The issue of access to life-saving treatments for spinal muscular atrophy (SMA) in India is a pressing concern that highlights the inequalities in healthcare that exist in the country. Families battling SMA are facing financial and bureaucratic hurdles that prevent them from accessing the treatments they need to survive. The astronomical prices of drugs like Evrysdi, compared to other countries, further exacerbate the situation.

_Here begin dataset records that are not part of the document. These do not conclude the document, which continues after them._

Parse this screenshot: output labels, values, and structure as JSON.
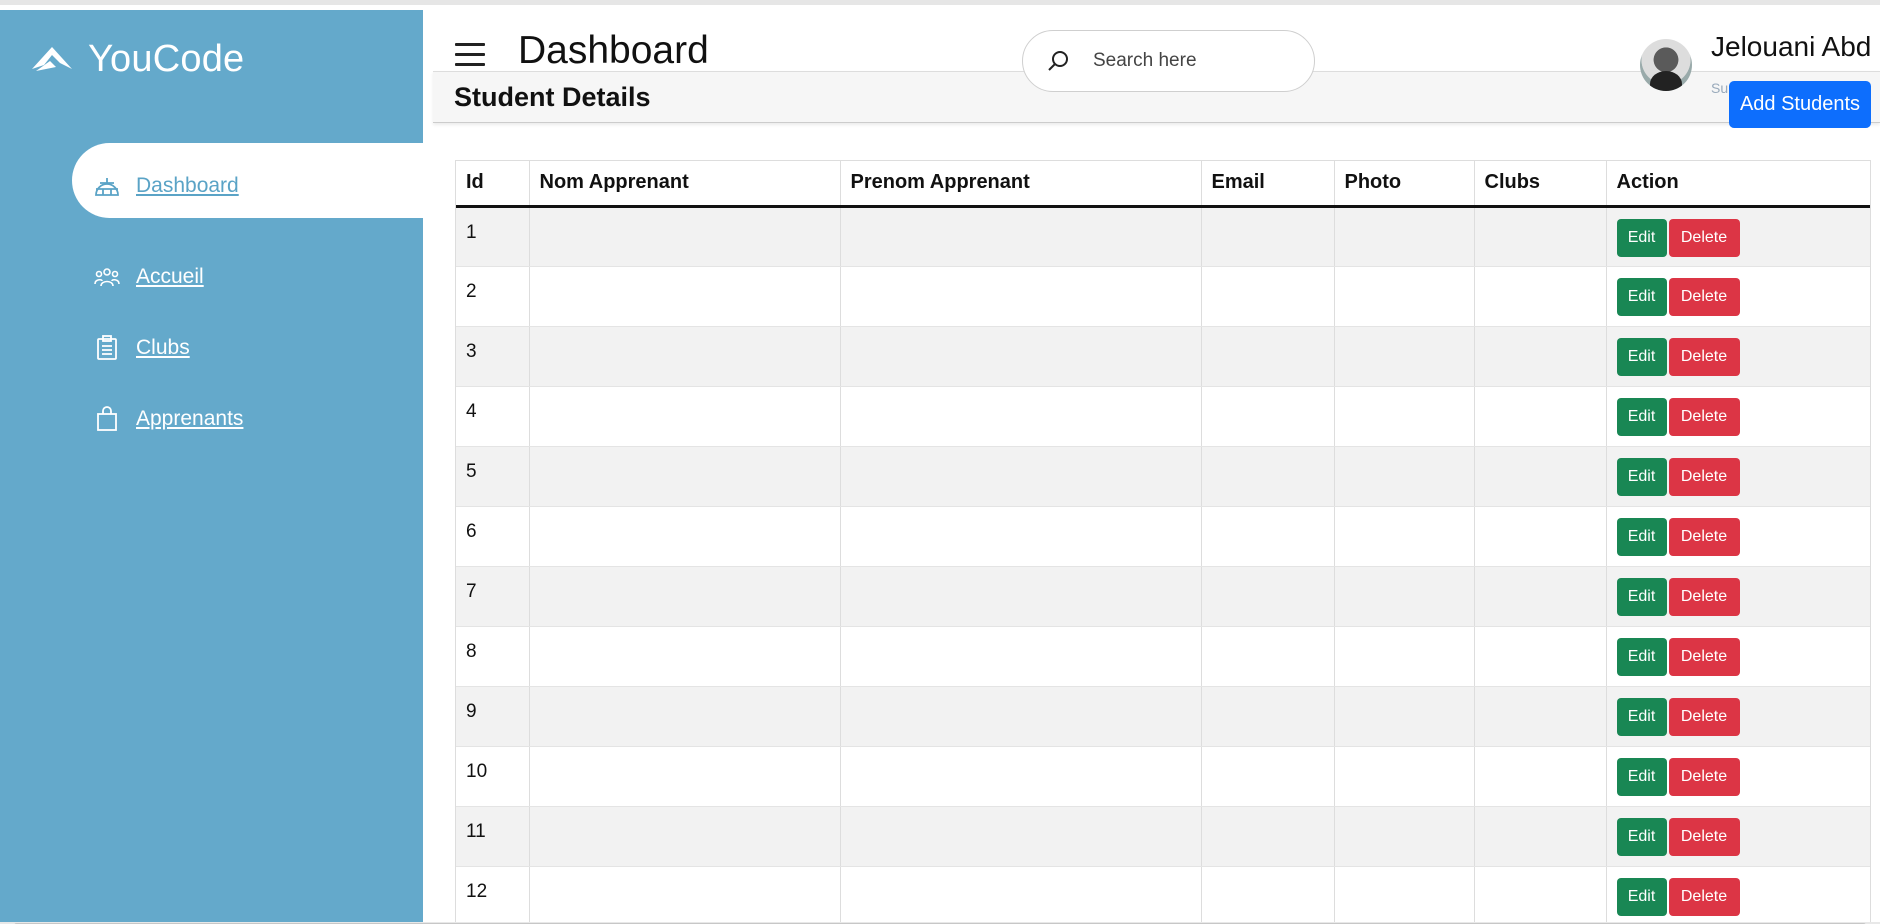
{
  "app": {
    "brand_name": "YouCode",
    "page_title": "Dashboard",
    "accent": "#64a9cb"
  },
  "sidebar": {
    "items": [
      {
        "label": " Dashboard",
        "icon": "igloo-icon",
        "active": true
      },
      {
        "label": " Accueil",
        "icon": "users-icon",
        "active": false
      },
      {
        "label": " Clubs",
        "icon": "clipboard-icon",
        "active": false
      },
      {
        "label": " Apprenants",
        "icon": "shopping-bag-icon",
        "active": false
      }
    ]
  },
  "search": {
    "placeholder": "Search here"
  },
  "user": {
    "name": "Jelouani Abd",
    "role": "Super admin"
  },
  "content": {
    "section_title": "Student Details",
    "add_button_label": "Add Students"
  },
  "table": {
    "columns": [
      "Id",
      "Nom Apprenant",
      "Prenom Apprenant",
      "Email",
      "Photo",
      "Clubs",
      "Action"
    ],
    "rows": [
      {
        "id": "1",
        "nom": "",
        "prenom": "",
        "email": "",
        "photo": "",
        "clubs": ""
      },
      {
        "id": "2",
        "nom": "",
        "prenom": "",
        "email": "",
        "photo": "",
        "clubs": ""
      },
      {
        "id": "3",
        "nom": "",
        "prenom": "",
        "email": "",
        "photo": "",
        "clubs": ""
      },
      {
        "id": "4",
        "nom": "",
        "prenom": "",
        "email": "",
        "photo": "",
        "clubs": ""
      },
      {
        "id": "5",
        "nom": "",
        "prenom": "",
        "email": "",
        "photo": "",
        "clubs": ""
      },
      {
        "id": "6",
        "nom": "",
        "prenom": "",
        "email": "",
        "photo": "",
        "clubs": ""
      },
      {
        "id": "7",
        "nom": "",
        "prenom": "",
        "email": "",
        "photo": "",
        "clubs": ""
      },
      {
        "id": "8",
        "nom": "",
        "prenom": "",
        "email": "",
        "photo": "",
        "clubs": ""
      },
      {
        "id": "9",
        "nom": "",
        "prenom": "",
        "email": "",
        "photo": "",
        "clubs": ""
      },
      {
        "id": "10",
        "nom": "",
        "prenom": "",
        "email": "",
        "photo": "",
        "clubs": ""
      },
      {
        "id": "11",
        "nom": "",
        "prenom": "",
        "email": "",
        "photo": "",
        "clubs": ""
      },
      {
        "id": "12",
        "nom": "",
        "prenom": "",
        "email": "",
        "photo": "",
        "clubs": ""
      }
    ],
    "edit_label": "Edit",
    "delete_label": "Delete",
    "edit_color": "#198754",
    "delete_color": "#dc3545"
  }
}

Despite the introduction of the National Policy for Rare Diseases (NPRD) in 2021, which aimed to provide financial relief to families with rare conditions, the allocated funds are insufficient to cover the costs of treatments like Zolgensma and Evrysdi. Families are left to make heartbreaking choices, such as selling assets or incurring debt, in order to save their loved ones.
The Indian government has the power to issue compulsory licenses for generic versions of patented drugs in health emergencies, such as SMA. By invoking these licenses, the government can enable more affordable alternatives for patients and alleviate the financial burden on families. Additionally, expanding the National Rare Diseases Fund and streamlining the fund disbursement process can ensure that patients receive the support they need in a timely manner.
It is crucial for India’s pharmaceutical industry to take a stand against monopolies and prioritize the health and well-being of patients over profit-making. By providing equitable access to life-saving treatments for rare diseases like SMA, the government can demonstrate its commitment to protecting the most vulnerable members of society. No family should have to fight their health battles alone, and it is imperative that India acts decisively to ensure that every life is valued and saved at all costs.